Do you want to make a difference? Take your $10 bill, and mate it to a lot of other $10 bills. Figure out a way to buy a pallet of SRAM Rival-equipped road bikes and ship them to Moldova or Poland or Belgium or wherever -- and give a hell of a lot more kids the chance to ride. Let them learn the life lesson that bikes teach best: More work & more discipline = better results. This isn’t about training and bike racing. It’s about life. It’s called the development of a moral framework, and bikes are an amazing tool for teaching it. Like Millar says in Nigel’s movie: It’s the habit of excellence taught by training that makes cycling so beautiful. Let’s give these kids a Door #3. As much as I like seeing or Jonathan Vaughters’ Windsor knots in magazine after magazine, you’ve gotta wonder if Doug Ellis’ philanthropy would find better long-term ROI invested in the establishment of Boys Club-like cycling development programs somewhere far, far removed from the famous race roads of western Europe.

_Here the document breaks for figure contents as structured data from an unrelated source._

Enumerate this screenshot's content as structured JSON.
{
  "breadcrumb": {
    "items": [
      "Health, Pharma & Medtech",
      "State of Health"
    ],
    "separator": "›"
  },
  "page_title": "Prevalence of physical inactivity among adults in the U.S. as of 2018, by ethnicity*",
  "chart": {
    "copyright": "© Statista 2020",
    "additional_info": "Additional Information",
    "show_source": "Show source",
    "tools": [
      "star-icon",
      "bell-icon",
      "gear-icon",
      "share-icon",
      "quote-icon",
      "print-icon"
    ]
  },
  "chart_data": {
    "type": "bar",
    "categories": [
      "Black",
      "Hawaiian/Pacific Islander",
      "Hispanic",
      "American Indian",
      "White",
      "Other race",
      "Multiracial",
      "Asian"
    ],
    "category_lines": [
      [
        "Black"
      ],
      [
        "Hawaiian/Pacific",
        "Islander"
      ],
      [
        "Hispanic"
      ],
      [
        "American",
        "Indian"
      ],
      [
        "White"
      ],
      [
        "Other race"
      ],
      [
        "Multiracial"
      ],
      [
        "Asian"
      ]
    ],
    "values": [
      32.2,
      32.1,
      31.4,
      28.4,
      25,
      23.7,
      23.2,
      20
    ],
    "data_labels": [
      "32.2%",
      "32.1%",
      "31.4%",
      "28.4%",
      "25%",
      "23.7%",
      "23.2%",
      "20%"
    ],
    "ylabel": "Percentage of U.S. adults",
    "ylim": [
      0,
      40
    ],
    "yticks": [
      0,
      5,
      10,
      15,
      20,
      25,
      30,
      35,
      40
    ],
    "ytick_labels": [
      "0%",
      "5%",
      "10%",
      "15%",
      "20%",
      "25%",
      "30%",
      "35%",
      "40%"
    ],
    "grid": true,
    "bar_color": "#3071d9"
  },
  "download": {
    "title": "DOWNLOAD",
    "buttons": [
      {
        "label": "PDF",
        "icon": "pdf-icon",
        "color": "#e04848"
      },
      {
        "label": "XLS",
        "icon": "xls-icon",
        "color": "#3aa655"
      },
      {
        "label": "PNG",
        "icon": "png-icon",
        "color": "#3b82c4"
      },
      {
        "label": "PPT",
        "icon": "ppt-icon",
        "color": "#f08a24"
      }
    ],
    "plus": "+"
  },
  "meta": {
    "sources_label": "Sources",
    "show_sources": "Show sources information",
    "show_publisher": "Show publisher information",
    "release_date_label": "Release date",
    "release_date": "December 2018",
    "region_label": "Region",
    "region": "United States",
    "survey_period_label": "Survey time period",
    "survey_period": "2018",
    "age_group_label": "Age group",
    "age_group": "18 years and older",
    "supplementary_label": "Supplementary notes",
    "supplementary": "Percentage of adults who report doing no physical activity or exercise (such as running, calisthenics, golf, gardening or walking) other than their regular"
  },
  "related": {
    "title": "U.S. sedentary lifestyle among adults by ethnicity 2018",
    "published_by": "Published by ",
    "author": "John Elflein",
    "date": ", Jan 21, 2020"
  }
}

(2) Magically transform me into a 20-year old Moldovan with the knack for bike racing, I’d dope. I know I would. Faced with a Tchmil-ian choice, it’d take about 3 nano-seconds of contemplation to make my decision. And I’d call bullshit on anyone else who says they wouldn’t do the same. The introspective capacity of a neo-pro aged kid (regardless of country) is already weak enough. Add to that the juxtaposition of sugar plum visions of the bling of a EuroPro’s life up against ex-Soviet privation -- you’d do the same.
Sign me up for some socks that say ‘Rural Moldovan Destitution Sucks.’ And what about ‘Kazakh Existential Terror Sucks’? Can SockGuy fit that many letters around an ankleband? Do you have enough room on those socks to write whether you’re sincerely committed to the fight against doping if you’re not giving these kids other options -- that potential to see Door #3? These no-hope kids, do they really ‘suck’? Are ultra-advanced WADA testing protocols the cure to our real ills? If we want to rehabilitate our sport and our world shouldn’t we be investing in other initiatives? In a sense, the Slipstream/David Millar enterprise is the moral equivalent of donating to the Harvard endowment -- why give to where so many others are already giving? High Road, Astana, etc etc -- who isn’t testing their riders 10 times a week nowadays? Why not take that noise & money and put it where the effect will be culturally-altering, not just sporting? WADA, ASO, Doug -- I’ll put my money where my mouth is. I’ll put up 50 Rival-equipped bikes on Competitive Cyclist’s dime. That’s a start. Where should we send them? Who should administer their use? How can we blaze a trail to a new future? C’mon guys, let’s change the world together.